March 2, 2014 at 1:10 PM
Teens today are facing a very competitive and aggressive world academically, socially, athletically and emotionally. There is more pressure than ever before to succeed in all aspects of their lives.
An article in Psychology Today even emphasized how affluent teens are more stressed and more likely to deal with substance abuse or depression than teens from lower socio-economic environments. Living in the Northeast especially, colleges have become so incredibly selective that it isn’t enough to do well on the SATs, ACTs or achieve high honors in school.
Colleges and universities are seeking students who are more “well-rounded” with various sports, community service and activities. Students are maximizing their time trying to achieve high grades and stay involved. Relaxation or fun is very often not part of the schedule. They are over scheduled, over committed and overwhelmed.
Athletics is a great way for kids to be involved, active and social but it also has become very time-consuming and hyper-competitive. Kids are encouraged to often play on a variety of teams or put in many hours of practice, in addition to their school work. There are many late nights and little free time, which can increase stress.
Popularity has become a full-time job as well. Keeping up with social events, social media and texting while trying to fit in homework and non-athletic activities leaves little downtime. Teens are over stimulated with technology that is available 24/7. The fear of failure and not keeping up with friends and acquaintances can be paralyzing for a teen. They feel the need to respond to every text, Facebook post, Instagram, Snap Chat or Vine video.

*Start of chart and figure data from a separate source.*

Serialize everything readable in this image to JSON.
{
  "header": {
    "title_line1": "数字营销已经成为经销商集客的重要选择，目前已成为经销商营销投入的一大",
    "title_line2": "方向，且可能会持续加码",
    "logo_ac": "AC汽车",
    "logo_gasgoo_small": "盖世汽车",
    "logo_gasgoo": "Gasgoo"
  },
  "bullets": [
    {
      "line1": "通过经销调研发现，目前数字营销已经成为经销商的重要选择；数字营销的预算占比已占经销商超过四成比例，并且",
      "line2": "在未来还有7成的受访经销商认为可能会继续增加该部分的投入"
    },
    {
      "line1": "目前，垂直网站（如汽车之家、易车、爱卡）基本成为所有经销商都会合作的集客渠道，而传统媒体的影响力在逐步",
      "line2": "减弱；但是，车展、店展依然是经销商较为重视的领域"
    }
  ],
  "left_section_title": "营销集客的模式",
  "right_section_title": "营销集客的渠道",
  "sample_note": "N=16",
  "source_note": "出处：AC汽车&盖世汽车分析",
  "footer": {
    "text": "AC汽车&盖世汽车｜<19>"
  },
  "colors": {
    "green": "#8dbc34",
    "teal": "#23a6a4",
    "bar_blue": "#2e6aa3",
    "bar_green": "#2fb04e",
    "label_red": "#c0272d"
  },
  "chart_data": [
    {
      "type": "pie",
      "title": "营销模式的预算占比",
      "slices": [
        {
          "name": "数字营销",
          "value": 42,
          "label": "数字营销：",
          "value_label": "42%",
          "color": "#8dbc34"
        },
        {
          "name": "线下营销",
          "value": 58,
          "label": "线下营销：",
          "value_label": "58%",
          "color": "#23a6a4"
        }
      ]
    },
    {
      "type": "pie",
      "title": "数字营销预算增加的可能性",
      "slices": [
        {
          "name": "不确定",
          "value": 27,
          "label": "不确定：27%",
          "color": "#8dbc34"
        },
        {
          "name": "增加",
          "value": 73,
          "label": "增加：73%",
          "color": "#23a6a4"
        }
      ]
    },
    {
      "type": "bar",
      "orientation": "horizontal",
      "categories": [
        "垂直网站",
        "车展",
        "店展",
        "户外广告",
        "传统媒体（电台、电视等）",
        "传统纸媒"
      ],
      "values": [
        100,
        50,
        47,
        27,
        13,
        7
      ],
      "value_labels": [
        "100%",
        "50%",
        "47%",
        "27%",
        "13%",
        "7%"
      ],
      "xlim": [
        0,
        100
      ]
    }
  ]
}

There are many signs that your child is headed down this path – sleeping difficulties, excessive irritability, tantrums or crying fits, late night homework binges, changes in motivation to be involved in things, isolating oneself and changes in eating habits.
Adults are often the ones dealing with stress and juggling responsibilities. Society’s expectations have now caused a new younger generation to deal with it as well. Adolescents are not equipped to handle stress and don’t have the coping mechanisms necessary to manage it appropriately. Stress can manifest itself in many ways and if it is ignored, it can lead to more serious problems. Eating disorders, substance abuse, depression, cutting, anxiety and panic attacks are all often the result of feelings of being overwhelmed, hopeless, and fear of failing.
It is important to consistently check in with your teen and see how they are feeling about their schedules and if they have enough time to accomplish all of their tasks without feeling overwhelmed. Support, encouragement and possibly restricting the activities may be necessary, if you notice signs of stress. Although school work takes precedence, there has to be time for some fun.
Movies, listening to music, family time and hanging out with friends are ways teens can unplug and have time for some laughs. Prioritize with your child what is important and limit the activities to one or two each marking period, based on time commitment.
Time management can be a struggle at first but if your child can organize their time on a schedule that works for them, the routine will allow for realistic expectations as well as knowledge of what each day holds and honoring the commitment they made with a full effort. Learning to balance responsibilities and relaxation is the key to a happy and successful path into adulthood.